Identification and validation of a novel ferroptosis-related gene signature associated with inherited retinal degeneration in Rd10 mice.

Retinitis pigmentosa (RP) is among the most irreversible inherited blindness diseases. Previous evidences have demonstrated that ferroptosis plays a significant role in various neurodegenerative diseases. Thus, elucidating the relationship between ferroptosis and retinitis pigmentosa may yield valuable insights for identifying therapeutic targets for inherited retinal degeneration. In the current study, a public dataset of GSE56473 from the Gene Expression Omnibus (GEO) database was analysed to identify the differentially expressed ferroptosis related genes (DE-FRGs) within the degenerative retinas between Rd10 mice and control individuals. Gene Ontology (GO), Kyoto Encyclopedia of Genomes (KEGG) and protein-protein interaction (PPI) network analyses were performed on these DE-FRGs. Hub ferroptosis-related genes (HFRGs) were subsequently identified using multiple bioinformatic algorithms. Changes in the expression profiles of the identified HFRGs were validated through the GSE178928 dataset.
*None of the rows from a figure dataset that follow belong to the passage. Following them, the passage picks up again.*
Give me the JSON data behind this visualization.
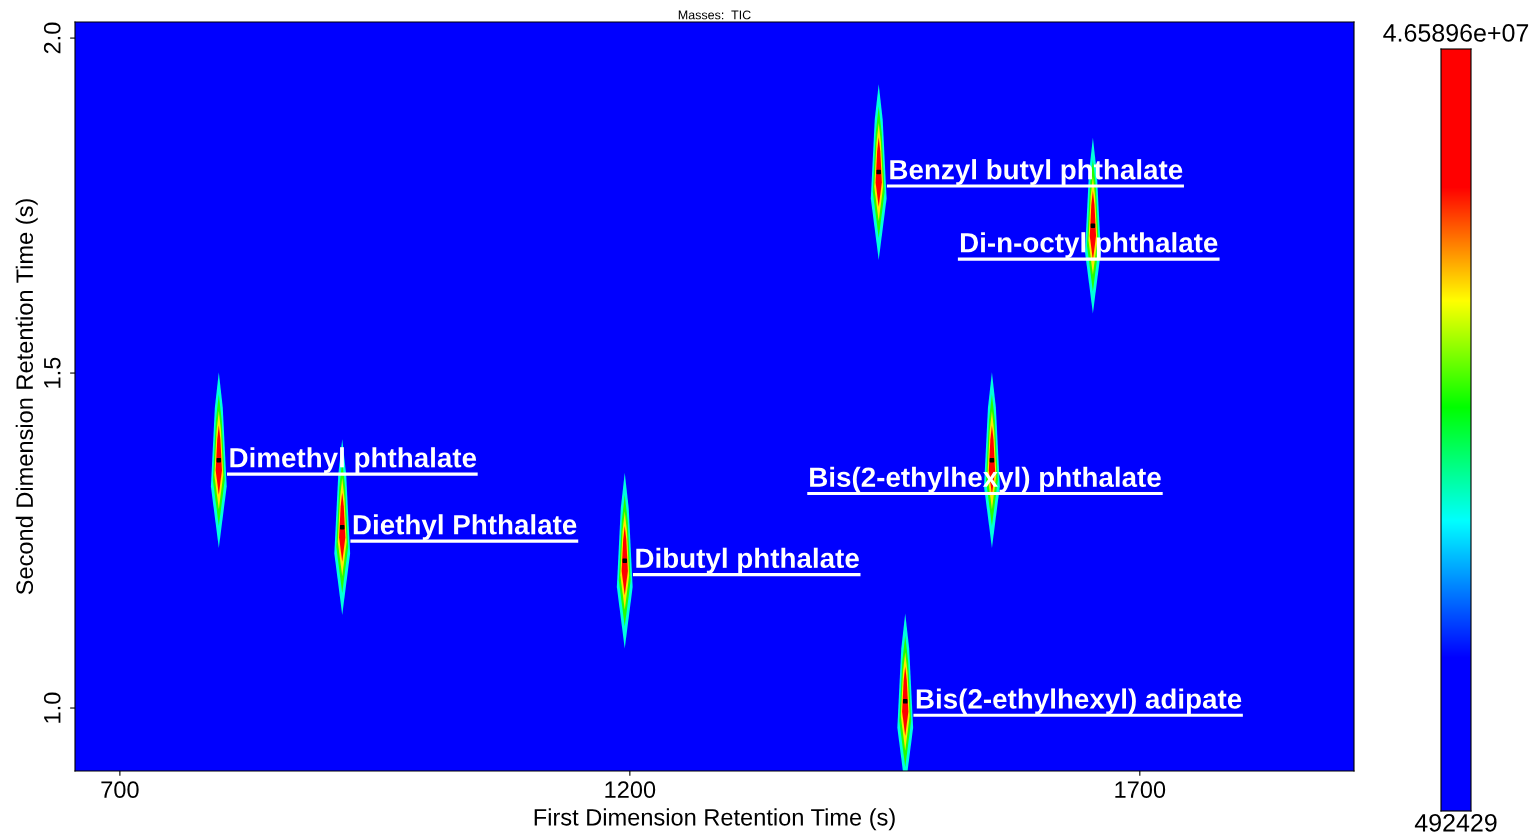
{
  "chart_data": {
    "type": "scatter",
    "title": "Masses:  TIC",
    "xlabel": "First Dimension Retention Time (s)",
    "ylabel": "Second Dimension Retention Time (s)",
    "x": [
      797,
      918,
      1195,
      1444,
      1470,
      1555,
      1654
    ],
    "values": [
      1.37,
      1.27,
      1.22,
      1.8,
      1.01,
      1.37,
      1.72
    ],
    "color": "#000000",
    "marker": "square",
    "xlim": [
      656,
      1910
    ],
    "ylim": [
      0.906,
      2.024
    ],
    "xticks": [
      700,
      1200,
      1700
    ],
    "yticks": [
      {
        "value": 1.0,
        "label": "1.0"
      },
      {
        "value": 1.5,
        "label": "1.5"
      },
      {
        "value": 2.0,
        "label": "2.0"
      }
    ],
    "annotations": [
      {
        "text": "Dimethyl phthalate",
        "x": 797,
        "y": 1.37
      },
      {
        "text": "Diethyl Phthalate",
        "x": 918,
        "y": 1.27
      },
      {
        "text": "Dibutyl phthalate",
        "x": 1195,
        "y": 1.22
      },
      {
        "text": "Benzyl butyl phthalate",
        "x": 1444,
        "y": 1.8
      },
      {
        "text": "Bis(2-ethylhexyl) adipate",
        "x": 1470,
        "y": 1.01
      },
      {
        "text": "Bis(2-ethylhexyl) phthalate",
        "x": 1555,
        "y": 1.37
      },
      {
        "text": "Di-n-octyl phthalate",
        "x": 1654,
        "y": 1.72
      },
      "4.65896e+07",
      "492429"
    ],
    "grid": false,
    "legend": false
  }
}
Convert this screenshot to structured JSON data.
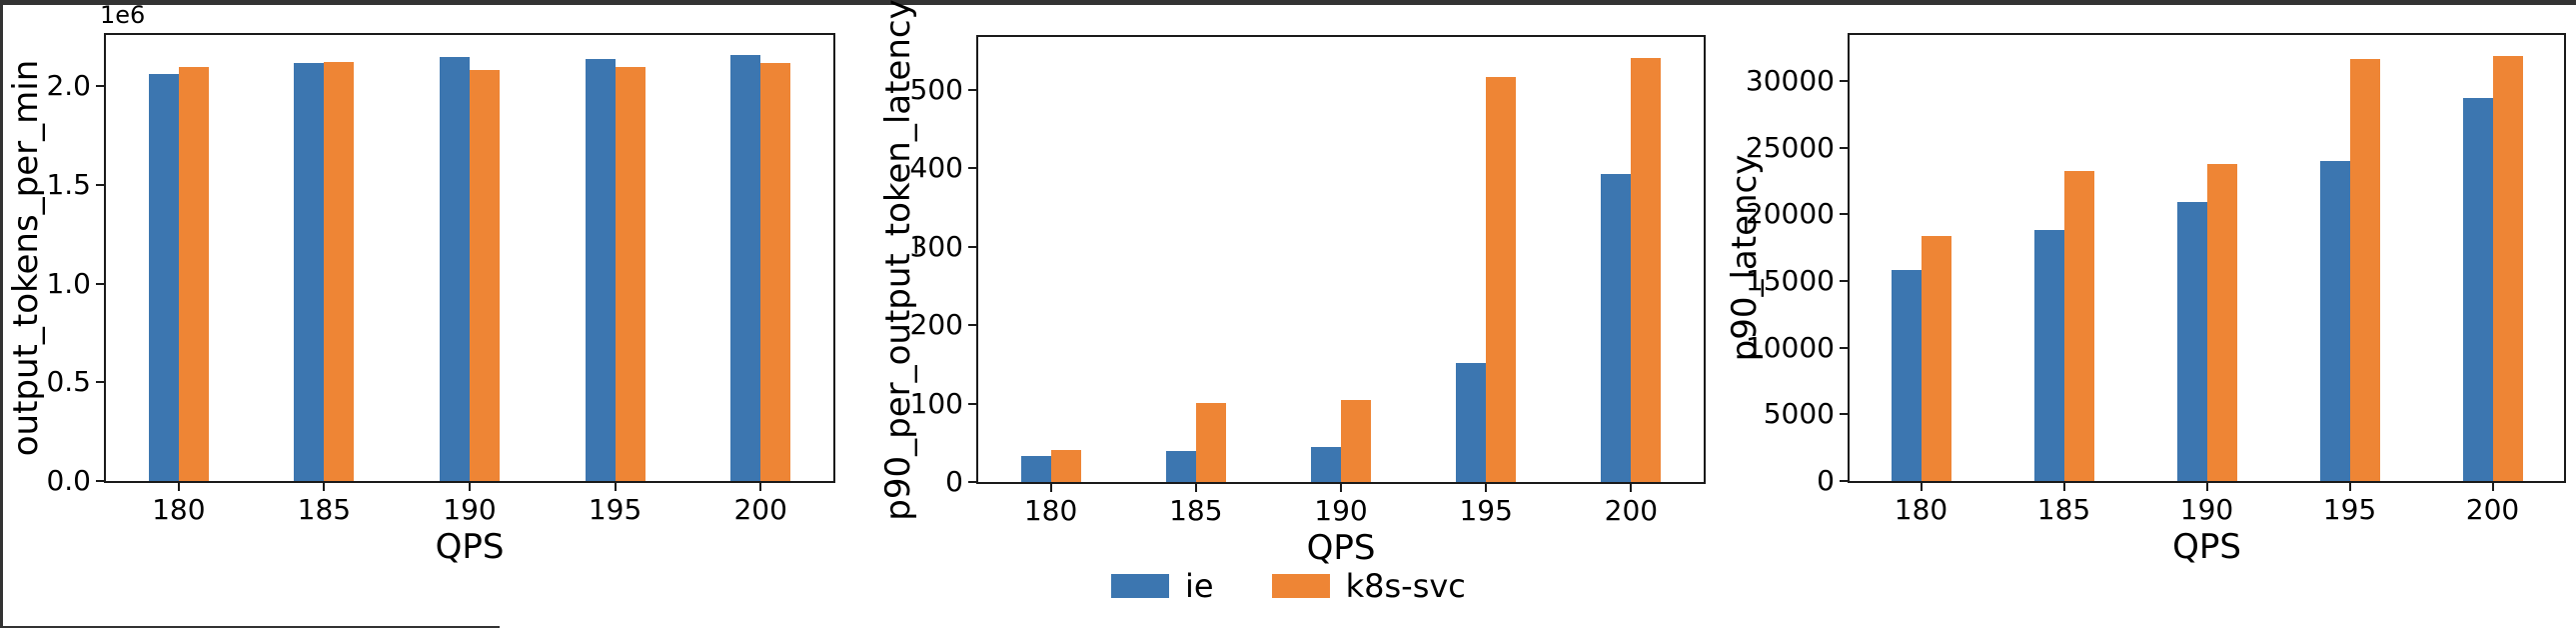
{
  "colors": {
    "ie": "#3c76b0",
    "k8s_svc": "#ee8535",
    "spine": "#1a1a1a",
    "screen_edge": "#333333",
    "figure_background": "#ffffff"
  },
  "legend": {
    "items": [
      {
        "label": "ie",
        "color": "#3c76b0"
      },
      {
        "label": "k8s-svc",
        "color": "#ee8535"
      }
    ]
  },
  "chart_data": [
    {
      "type": "bar",
      "title": "",
      "xlabel": "QPS",
      "ylabel": "output_tokens_per_min",
      "offset_text": "1e6",
      "categories": [
        "180",
        "185",
        "190",
        "195",
        "200"
      ],
      "series": [
        {
          "name": "ie",
          "color": "#3c76b0",
          "values": [
            2060000,
            2120000,
            2150000,
            2140000,
            2160000
          ]
        },
        {
          "name": "k8s-svc",
          "color": "#ee8535",
          "values": [
            2100000,
            2125000,
            2085000,
            2100000,
            2120000
          ]
        }
      ],
      "ylim": [
        0,
        2260000
      ],
      "yticks": {
        "labels": [
          "0.0",
          "0.5",
          "1.0",
          "1.5",
          "2.0"
        ],
        "values": [
          0,
          500000,
          1000000,
          1500000,
          2000000
        ]
      },
      "grid": false,
      "legend_position": "lower center (figure)"
    },
    {
      "type": "bar",
      "title": "",
      "xlabel": "QPS",
      "ylabel": "p90_per_output_token_latency",
      "offset_text": "",
      "categories": [
        "180",
        "185",
        "190",
        "195",
        "200"
      ],
      "series": [
        {
          "name": "ie",
          "color": "#3c76b0",
          "values": [
            33,
            39,
            45,
            152,
            392
          ]
        },
        {
          "name": "k8s-svc",
          "color": "#ee8535",
          "values": [
            41,
            101,
            105,
            516,
            540
          ]
        }
      ],
      "ylim": [
        0,
        567
      ],
      "yticks": {
        "labels": [
          "0",
          "100",
          "200",
          "300",
          "400",
          "500"
        ],
        "values": [
          0,
          100,
          200,
          300,
          400,
          500
        ]
      },
      "grid": false,
      "legend_position": "lower center (figure)"
    },
    {
      "type": "bar",
      "title": "",
      "xlabel": "QPS",
      "ylabel": "p90_latency",
      "offset_text": "",
      "categories": [
        "180",
        "185",
        "190",
        "195",
        "200"
      ],
      "series": [
        {
          "name": "ie",
          "color": "#3c76b0",
          "values": [
            15800,
            18800,
            20900,
            24000,
            28700
          ]
        },
        {
          "name": "k8s-svc",
          "color": "#ee8535",
          "values": [
            18400,
            23250,
            23750,
            31650,
            31850
          ]
        }
      ],
      "ylim": [
        0,
        33450
      ],
      "yticks": {
        "labels": [
          "0",
          "5000",
          "10000",
          "15000",
          "20000",
          "25000",
          "30000"
        ],
        "values": [
          0,
          5000,
          10000,
          15000,
          20000,
          25000,
          30000
        ]
      },
      "grid": false,
      "legend_position": "lower center (figure)"
    }
  ]
}
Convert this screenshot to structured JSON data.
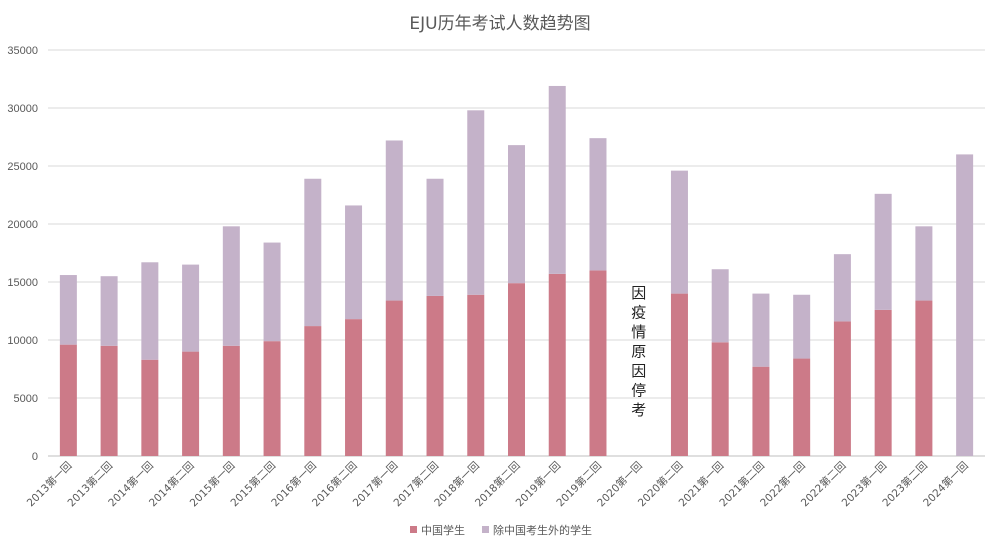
{
  "chart_data": {
    "type": "bar",
    "stacked": true,
    "title": "EJU历年考试人数趋势图",
    "xlabel": "",
    "ylabel": "",
    "ylim": [
      0,
      35000
    ],
    "yticks": [
      0,
      5000,
      10000,
      15000,
      20000,
      25000,
      30000,
      35000
    ],
    "grid": true,
    "legend_position": "bottom",
    "categories": [
      "2013第一回",
      "2013第二回",
      "2014第一回",
      "2014第二回",
      "2015第一回",
      "2015第二回",
      "2016第一回",
      "2016第二回",
      "2017第一回",
      "2017第二回",
      "2018第一回",
      "2018第二回",
      "2019第一回",
      "2019第二回",
      "2020第一回",
      "2020第二回",
      "2021第一回",
      "2021第二回",
      "2022第一回",
      "2022第二回",
      "2023第一回",
      "2023第二回",
      "2024第一回"
    ],
    "series": [
      {
        "name": "中国学生",
        "color": "#cc7a88",
        "values": [
          9600,
          9500,
          8300,
          9000,
          9500,
          9900,
          11200,
          11800,
          13400,
          13800,
          13900,
          14900,
          15700,
          16000,
          0,
          14000,
          9800,
          7700,
          8400,
          11600,
          12600,
          13400,
          0
        ]
      },
      {
        "name": "除中国考生外的学生",
        "color": "#c4b2c9",
        "values": [
          6000,
          6000,
          8400,
          7500,
          10300,
          8500,
          12700,
          9800,
          13800,
          10100,
          15900,
          11900,
          16200,
          11400,
          0,
          10600,
          6300,
          6300,
          5500,
          5800,
          10000,
          6400,
          26000
        ]
      }
    ],
    "annotation": {
      "text": "因疫情原因停考",
      "category": "2020第一回"
    }
  }
}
Immunofluorescence staining, quantitative PCR (qPCR) and a single cell sequencing dateset analysis were performed to evaluated the expression patterns of several HFRGs in the Rd10 mice. Furthermore, potential target drugs were predicted utilizing the DGIdb database. In total, 37 ferroptosis-related genes were identified among the 2096 differentially expressed genes, which were enriched in several biological processes including the response to oxidative stress, positive regulation of neuron death, ferroptosis and the PPAR signaling. Through protein-protein interaction network and multiple bioinformatics analyses, eight HFRGs (Egr1, Cd44, Egfr, Tlr4, Timp1, Cybb, Lcn2, and Ppara) were ultimately identified, with most being upregulated in the retinas of Rd10 mice. Among these HFRGs, Egr1 expression was significantly increased in rod and cone photoreceptors, whereas Cd44 expression was markedly upregulated in Müller cells. Several potential therapeutic compounds, such as Genipin, were also predicted. Our study provides novel biomarkers and therapeutic targets for the inherited retinal degeneration.